武馬久仁裕『ある晴れた日、ポルトガル』(SHIMAUMA PURINT)、挟み込まれた便りには、「興に乗ってこのような物を作ってみました」とあった。
文庫本サイズの36ページほどのフルカラー印刷で瀟洒な作り。武馬久仁裕の句に、エッセイ、背景の写真も絵も、たぶん彼のものだ。写俳亭の伊丹三樹彦に先例があるが、実に多彩で、旅でのものも多く、醸し出す愉しさからいえば、武馬の本書に軍配が上がるかも知れない。一例をあげておくと、左ページに「七月の岬存在証明書」の句が「Cabo da Roka」の写真に白抜き文字で入り、右には写真の下に、
ユーラシア大陸最西端、ロカ岬に立った。
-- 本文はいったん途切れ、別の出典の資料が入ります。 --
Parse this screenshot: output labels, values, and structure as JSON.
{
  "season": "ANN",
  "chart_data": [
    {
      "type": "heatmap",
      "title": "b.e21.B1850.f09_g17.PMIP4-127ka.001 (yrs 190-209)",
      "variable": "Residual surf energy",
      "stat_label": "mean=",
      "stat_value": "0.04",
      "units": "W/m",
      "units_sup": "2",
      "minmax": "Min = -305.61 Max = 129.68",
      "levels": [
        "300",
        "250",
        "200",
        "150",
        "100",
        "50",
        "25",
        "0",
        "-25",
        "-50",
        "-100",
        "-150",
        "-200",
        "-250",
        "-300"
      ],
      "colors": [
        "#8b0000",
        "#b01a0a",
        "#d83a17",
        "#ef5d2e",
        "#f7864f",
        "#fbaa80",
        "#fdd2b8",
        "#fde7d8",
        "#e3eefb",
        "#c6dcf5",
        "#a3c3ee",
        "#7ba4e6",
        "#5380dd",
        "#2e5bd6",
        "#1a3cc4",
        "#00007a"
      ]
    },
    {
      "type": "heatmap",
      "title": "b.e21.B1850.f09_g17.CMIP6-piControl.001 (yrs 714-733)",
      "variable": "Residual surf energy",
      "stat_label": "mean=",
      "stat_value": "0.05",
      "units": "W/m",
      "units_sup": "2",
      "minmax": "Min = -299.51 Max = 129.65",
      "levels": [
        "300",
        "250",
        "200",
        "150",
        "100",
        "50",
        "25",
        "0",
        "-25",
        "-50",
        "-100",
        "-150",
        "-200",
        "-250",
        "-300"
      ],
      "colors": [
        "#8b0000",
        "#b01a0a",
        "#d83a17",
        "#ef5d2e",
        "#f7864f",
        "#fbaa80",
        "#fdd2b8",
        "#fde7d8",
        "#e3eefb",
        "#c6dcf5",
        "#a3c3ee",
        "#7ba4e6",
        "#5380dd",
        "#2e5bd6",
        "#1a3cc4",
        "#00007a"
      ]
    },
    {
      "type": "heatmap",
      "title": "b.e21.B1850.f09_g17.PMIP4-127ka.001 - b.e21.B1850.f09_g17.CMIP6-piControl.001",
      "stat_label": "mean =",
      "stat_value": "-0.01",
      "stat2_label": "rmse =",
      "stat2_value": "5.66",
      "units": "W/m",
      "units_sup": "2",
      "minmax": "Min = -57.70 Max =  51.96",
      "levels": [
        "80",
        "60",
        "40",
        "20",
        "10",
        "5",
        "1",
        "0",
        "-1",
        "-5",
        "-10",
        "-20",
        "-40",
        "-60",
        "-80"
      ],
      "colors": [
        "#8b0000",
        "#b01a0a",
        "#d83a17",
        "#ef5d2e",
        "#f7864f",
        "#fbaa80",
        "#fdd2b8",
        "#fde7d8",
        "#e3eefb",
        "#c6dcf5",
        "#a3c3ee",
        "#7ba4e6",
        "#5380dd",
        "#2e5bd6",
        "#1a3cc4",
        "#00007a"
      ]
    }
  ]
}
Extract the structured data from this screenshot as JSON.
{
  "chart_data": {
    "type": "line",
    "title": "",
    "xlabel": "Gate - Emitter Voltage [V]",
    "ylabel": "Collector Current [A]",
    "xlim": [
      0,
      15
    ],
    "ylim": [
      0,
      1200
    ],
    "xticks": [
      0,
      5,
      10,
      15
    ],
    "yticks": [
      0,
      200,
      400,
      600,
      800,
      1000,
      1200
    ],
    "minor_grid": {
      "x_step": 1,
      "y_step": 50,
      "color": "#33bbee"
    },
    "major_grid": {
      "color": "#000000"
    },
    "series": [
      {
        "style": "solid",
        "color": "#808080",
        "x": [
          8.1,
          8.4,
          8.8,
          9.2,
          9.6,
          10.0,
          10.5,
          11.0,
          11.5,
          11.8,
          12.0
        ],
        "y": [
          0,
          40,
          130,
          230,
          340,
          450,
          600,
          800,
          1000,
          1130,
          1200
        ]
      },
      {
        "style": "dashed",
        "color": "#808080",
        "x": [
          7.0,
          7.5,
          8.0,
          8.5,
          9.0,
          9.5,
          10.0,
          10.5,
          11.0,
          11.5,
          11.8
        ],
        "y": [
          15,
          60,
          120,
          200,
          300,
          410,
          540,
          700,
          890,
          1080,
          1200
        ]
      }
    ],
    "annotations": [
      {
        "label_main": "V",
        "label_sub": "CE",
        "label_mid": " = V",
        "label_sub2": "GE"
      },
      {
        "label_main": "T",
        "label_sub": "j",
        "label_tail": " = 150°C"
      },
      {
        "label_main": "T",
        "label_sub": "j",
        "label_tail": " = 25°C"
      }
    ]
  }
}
碑には「ここに地終り海始まる」とある。かつて、わが師、小川双々子は「月明の甘蔗畑に詩は棄つべし」と詠った。私は、眼下の大西洋を見つめながら、自分の俳句のことを考えた。
としるされている。あるいはまた、
アゲタの町は、傘の町。
町中、色とりどりの傘が道の上に浮かんでいる。
昔見た「シェルブールの雨傘」のカラフルな傘の群舞を思い出した。あれは、上から撮られていたが。
カトリーヌ・ドヌーブは美しかった。
燃えつきた男女バスコダガマ通り
誰だろうポストに恋文入れたのは
軋轢の果てに昼顔咲いている
恋すればレールを踏んで歩く街
曖昧な終着駅に光あれ
fadの夜やがて深紅の話する
武馬久仁裕(ぶま・くにひろ) 1948年愛知県生まれ。